Blanca stumbles across Damon dancing in Washington Square Park and invites him to join the House of Evangelista. After introducing him to the world of ball culture, Blanca enlists Damon to walk in Evangelista's first ball. Blanca recruits Angel as well. Evangelista is crushingly defeated by Abundance; however, they acquire a new member, a Puerto Rican named Lil Papi (Angel Bismark Curiel).

Angel is picked up by a man recently employed by Trump Tower named Stan (Evan Peters). Stan rents a motel room but the two do not have sex. They instead kiss and discuss her hopes and dreams. Angel aspires to be treated just like a “real woman”. Stan's boss, Matt Bromley (James Van Der Beek) suspects that he has a mistress and slyly acknowledges this to him.

Stan takes his wife Patty (Kate Mara) to the Rainbow Room for their anniversary. They talk about Patty fulfilling her dream of eating lobster. Stan asks her if the fantasy is better than the reality. She asserts that she likes reality best.

Blanca confronts Helena St. Rodgers (Charlayne Woodard), a modern dance teacher at the New School for Dance, after Damon misses the deadline to apply. Helena allows Damon to audition and Damon delivers an impromptu performance set to “I Wanna Dance with Somebody (Who Loves Me)”. Afterwards, Helena hugs Damon and admits him to the school.

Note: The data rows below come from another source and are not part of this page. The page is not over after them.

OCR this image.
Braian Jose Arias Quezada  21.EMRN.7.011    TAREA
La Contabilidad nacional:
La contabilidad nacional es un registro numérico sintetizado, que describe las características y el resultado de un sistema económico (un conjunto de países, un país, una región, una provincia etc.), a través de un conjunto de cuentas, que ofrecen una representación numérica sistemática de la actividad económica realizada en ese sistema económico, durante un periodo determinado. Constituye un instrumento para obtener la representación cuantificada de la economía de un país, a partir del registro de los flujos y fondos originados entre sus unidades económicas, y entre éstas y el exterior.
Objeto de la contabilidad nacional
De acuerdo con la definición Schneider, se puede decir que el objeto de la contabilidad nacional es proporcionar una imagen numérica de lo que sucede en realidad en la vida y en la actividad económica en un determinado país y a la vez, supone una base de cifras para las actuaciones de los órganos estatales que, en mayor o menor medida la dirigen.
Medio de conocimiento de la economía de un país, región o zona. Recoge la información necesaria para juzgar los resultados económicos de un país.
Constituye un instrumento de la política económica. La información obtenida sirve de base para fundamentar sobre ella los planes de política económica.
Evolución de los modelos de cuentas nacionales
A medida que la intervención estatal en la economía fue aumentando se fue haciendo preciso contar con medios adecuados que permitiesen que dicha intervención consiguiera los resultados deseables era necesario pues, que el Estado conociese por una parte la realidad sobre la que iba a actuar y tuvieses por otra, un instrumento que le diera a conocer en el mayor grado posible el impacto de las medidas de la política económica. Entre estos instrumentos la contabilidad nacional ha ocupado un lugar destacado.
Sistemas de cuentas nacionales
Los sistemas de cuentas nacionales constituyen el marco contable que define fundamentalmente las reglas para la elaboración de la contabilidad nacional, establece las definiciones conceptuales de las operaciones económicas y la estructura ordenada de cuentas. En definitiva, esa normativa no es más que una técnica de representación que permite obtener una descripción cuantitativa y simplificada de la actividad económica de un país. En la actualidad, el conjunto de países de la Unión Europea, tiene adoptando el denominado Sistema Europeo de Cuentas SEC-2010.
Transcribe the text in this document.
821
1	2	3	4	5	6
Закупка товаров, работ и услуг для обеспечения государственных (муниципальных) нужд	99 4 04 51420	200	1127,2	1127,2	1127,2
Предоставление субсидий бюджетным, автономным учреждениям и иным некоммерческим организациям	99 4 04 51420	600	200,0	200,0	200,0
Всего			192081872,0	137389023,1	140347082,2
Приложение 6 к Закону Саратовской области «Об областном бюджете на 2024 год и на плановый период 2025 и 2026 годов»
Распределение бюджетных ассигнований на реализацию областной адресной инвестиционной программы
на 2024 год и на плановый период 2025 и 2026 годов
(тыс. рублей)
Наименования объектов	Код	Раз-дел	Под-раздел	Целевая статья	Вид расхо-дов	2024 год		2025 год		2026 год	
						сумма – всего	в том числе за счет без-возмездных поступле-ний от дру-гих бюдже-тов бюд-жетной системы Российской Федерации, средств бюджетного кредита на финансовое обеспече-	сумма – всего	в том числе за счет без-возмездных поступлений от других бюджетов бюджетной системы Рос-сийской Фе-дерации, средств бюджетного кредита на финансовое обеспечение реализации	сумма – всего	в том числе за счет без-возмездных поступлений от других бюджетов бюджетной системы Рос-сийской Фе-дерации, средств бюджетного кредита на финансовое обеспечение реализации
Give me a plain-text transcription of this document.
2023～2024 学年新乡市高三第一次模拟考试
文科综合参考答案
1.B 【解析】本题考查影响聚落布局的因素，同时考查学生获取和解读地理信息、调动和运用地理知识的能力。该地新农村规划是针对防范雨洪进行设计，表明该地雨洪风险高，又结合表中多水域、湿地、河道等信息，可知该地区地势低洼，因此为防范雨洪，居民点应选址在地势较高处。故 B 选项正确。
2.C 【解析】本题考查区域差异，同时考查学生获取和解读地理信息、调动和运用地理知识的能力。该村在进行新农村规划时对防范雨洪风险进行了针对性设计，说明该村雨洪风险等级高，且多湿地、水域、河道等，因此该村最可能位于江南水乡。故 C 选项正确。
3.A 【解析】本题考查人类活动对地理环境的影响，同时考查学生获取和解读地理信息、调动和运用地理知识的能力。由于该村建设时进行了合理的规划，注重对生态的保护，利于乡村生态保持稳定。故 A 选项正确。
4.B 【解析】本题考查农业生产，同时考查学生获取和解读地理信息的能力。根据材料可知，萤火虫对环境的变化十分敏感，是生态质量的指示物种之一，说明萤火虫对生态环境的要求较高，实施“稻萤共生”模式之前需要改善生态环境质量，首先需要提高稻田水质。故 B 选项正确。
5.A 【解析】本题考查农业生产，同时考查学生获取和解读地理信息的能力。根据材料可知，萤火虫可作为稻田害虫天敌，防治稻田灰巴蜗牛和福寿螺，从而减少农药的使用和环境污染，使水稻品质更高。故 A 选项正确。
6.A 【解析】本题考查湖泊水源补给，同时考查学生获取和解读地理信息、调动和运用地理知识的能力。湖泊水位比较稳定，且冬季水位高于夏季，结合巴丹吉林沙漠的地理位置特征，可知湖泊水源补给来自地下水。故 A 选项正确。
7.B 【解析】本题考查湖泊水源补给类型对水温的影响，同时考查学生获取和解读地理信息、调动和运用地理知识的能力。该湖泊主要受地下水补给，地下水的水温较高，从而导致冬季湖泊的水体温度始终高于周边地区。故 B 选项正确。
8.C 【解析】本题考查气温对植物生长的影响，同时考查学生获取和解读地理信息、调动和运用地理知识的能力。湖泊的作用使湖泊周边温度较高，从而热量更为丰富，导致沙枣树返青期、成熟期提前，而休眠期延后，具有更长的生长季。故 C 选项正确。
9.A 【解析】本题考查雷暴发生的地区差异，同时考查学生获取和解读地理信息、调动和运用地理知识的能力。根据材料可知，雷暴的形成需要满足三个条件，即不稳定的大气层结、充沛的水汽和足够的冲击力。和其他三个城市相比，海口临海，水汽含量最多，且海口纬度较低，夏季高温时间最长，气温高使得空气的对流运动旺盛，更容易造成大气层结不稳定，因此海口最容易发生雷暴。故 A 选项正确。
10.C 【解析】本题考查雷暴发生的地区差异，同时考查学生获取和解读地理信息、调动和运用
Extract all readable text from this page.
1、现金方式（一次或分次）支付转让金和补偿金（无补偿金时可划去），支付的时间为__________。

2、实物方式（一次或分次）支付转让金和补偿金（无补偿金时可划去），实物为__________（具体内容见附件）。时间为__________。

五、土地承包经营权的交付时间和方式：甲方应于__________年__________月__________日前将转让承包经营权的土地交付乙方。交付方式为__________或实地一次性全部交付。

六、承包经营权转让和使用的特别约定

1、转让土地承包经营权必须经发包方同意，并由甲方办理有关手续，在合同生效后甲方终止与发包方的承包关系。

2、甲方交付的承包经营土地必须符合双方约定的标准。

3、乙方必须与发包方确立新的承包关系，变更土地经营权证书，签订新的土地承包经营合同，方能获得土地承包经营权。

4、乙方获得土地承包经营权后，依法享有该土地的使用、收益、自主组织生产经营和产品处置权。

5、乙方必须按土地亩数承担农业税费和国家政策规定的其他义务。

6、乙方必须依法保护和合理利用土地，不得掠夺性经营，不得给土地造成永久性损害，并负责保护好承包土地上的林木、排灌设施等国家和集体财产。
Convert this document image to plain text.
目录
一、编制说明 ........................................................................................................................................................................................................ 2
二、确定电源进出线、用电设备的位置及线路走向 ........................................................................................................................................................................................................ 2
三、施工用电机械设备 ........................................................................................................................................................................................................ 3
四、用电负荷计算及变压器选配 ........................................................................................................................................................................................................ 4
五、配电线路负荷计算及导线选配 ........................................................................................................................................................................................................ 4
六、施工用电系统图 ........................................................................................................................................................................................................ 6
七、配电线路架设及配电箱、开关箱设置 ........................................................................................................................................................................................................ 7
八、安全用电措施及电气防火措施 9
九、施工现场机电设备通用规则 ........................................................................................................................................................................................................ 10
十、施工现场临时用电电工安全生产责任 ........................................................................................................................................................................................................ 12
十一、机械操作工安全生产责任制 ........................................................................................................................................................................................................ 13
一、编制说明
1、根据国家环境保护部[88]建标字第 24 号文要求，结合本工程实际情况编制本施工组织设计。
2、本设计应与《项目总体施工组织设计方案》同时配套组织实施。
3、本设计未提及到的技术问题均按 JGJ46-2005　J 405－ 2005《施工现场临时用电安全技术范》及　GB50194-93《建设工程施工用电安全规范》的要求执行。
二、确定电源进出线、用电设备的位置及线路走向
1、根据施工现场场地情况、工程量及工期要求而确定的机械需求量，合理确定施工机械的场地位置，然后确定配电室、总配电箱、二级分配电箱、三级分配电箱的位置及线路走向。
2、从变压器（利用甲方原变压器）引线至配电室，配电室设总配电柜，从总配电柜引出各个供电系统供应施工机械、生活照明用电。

Stan picks Angel up on the street once again and they drive off into the night together.

==Production==
In November 2017, the pilot was ordered and shot in New York City.

==Reception==
===Ratings===
In its original American broadcast, "Pilot" was seen by an estimated 688,000 viewers and gained a 0.2 ratings share among adults aged 18–49, according to Nielsen Media Research. “Pilot” garnered 444,000 viewers and a 0.2 ratings share in live +3 ratings for a combined 1.132 million viewers and a 0.4 ratings share.

===Reviews===
USA Today described the pilot episode as "user-friendly". Kayla Kumari Upadhyaya from The A.V. Club gave The Pilot an A, saying "Pose crucially acknowledges its characters’ trauma without making it the sole focus, without becoming indulgent trauma porn."

The Writers Guild Foundation listed the script as one of the best in 2010s film and television.